January 12, 2013

To coach or not to coach.

Do I have an opinion on who should be the next head coach of the Philadelphia Eagles? Well, I am a living, breathing Philly sports fan...

I like Gus Bradley's defense in Seattle. By far the leader in points allowed (28 less than San Francisco) and fourth in yards allowed (behind only Pittsburgh, Denver and the 49ers), the Seahawks looked like a top-5 team throughout the second half of the 2012 season. Much of that was thanks to their defense. Seattle's Week 16 thrashing of the aforementioned 49ers, in particular, was one of the more striking games of the year.

But everything I've read indicates that the Eagles prefer an offensive-minded coach at the top position and a defensive coordinator who runs his own side of the ball, mirroring the Andy Reid-Jim Johnson dynamic of years past. Bradley is also Reuben Frank's top choice, but we've seen many times over that the hot assistant doesn't always make the best coach.

I like Mike McCoy's offense in Denver. Sure, he's lucked into Peyton Manning, but what really impresses me is how flexible he was with Tim Tebow last year. They didn't put up flashy numbers; in fact, most of the time they could barely move the ball. But this is the same Tim Tebow who couldn't beat out the abhorrent Mark Sanchez in New York. My takeaway is that McCoy played to his quarterback's strengths, putting a simplified system in place that worked well enough to keep them afloat.

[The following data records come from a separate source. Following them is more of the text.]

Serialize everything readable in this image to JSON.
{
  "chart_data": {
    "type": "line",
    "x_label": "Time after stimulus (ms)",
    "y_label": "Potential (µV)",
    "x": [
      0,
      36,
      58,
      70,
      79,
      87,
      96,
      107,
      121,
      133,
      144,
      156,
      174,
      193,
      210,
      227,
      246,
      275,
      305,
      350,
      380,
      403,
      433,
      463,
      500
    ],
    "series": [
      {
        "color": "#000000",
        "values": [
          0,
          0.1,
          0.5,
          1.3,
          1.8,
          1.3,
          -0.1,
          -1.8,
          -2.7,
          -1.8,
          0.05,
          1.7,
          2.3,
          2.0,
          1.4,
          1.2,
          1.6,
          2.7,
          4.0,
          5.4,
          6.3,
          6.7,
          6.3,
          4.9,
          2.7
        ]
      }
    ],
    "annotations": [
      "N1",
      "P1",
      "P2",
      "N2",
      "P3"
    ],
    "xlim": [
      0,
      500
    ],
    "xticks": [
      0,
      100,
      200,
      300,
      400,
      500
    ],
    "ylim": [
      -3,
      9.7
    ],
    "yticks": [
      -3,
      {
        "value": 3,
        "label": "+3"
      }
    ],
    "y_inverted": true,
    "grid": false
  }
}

Reid, in contrast, is the kind of coach who molds quarterbacks to his system. Donovan McNabb and Michael Vick, for better or worse, were shaped into pocket passers. This is probably a smarter plan when it comes to sustained success, but as the Vick experiment showed, it can also blow up in your face.

Of course, McCoy isn't some radical who's changing the game. He just recognized some glaring limitations and found a way to (mostly) overcome them. One of the things that felled Reid was his hubris, his insistence in jamming square pegs into round holes. A head coach with some flexibility and self-awareness; that's intriguing.

I like Brian Kelly's...well, I don't really like Brian Kelly. It seems ballsy to hire a head coach with zero NFL experience, even if Jason Kelce likes him. I also don't follow college football very closely, so I'm not sure how relevant my opinion might be.

In fact, I'm sure it's worthless across the board. Most of them are. Everyone loves to freak out over a head coaching search, and to a certain extent that's understandable. It's a lot of fun to go over the pros and cons of these guys and argue about how suitable (or unsuitable) they might be for such a lofty position.

But we don't know a damn thing. We see 1% of what's happening on the field, and zero of what's happening off it. That doesn't mean you have to nod your head and go with the flow; for example, the Cleveland Browns going from Chip Kelly to Carolina's offensive coordinator (19th in points scored) should make all of us point our fingers and laugh. I just hate to see fans puff themselves up and act like experts. Judge the eventual decision and its aftermath accordingly, but don't act like you knew better all along.

Speaking of the decision itself: Jeffrey Lurie has implied that he's looking for an innovator as his next coach, which explains the numerous interviews with coordinators and college coaches, along with the (seeming) lack of interest in Jon Gruden and the other veteran retreats.

And that makes sense to me. There's a lot of talent (I hope) still on this roster, but most of it is in desperate need of reorganization and reshaping. Name coaches can come with a lot of baggage, and there'd be a sort of "win now" mentality attached to such a hire; you're not paying a well-known guy millions upon millions of dollars to assist in a massive rebuild. Even though Philly fans are (understandably) hungry to win again, that kind of mindset would not be beneficial for this organization.

In retrospect, it seems obvious that the Eagles have been employing a "throw a bunch of good-sounding shit at the wall and see what sticks" strategy over the last few years. But winning a championship isn't about having the finest looking roster in September, or making the most headlines in the offseason. Honestly, what works best is probably the Andy Reid plan of the early years: Put a solid team on the field, aim to make the playoffs every year and hope a bunch of the late-season bounces go your way.

Unfortunately, the bounces never really went the Eagles' way. And Reid's eventual big moves, designed to put the team over the top, were ultimately misguided (Vick, Terrell Owens) and too little, too late. A desire to get back to basics -- to fundamentals and a fresh outlook and a disciplined, well-run football team -- sounds like exactly what the Philadelphia Eagles need.

So who's the best man for that job? Hell if I know; Bradley and McCoy both probably deserve somebody's top spot. In the end, all we can do is hope the people who are paid to know choose wisely.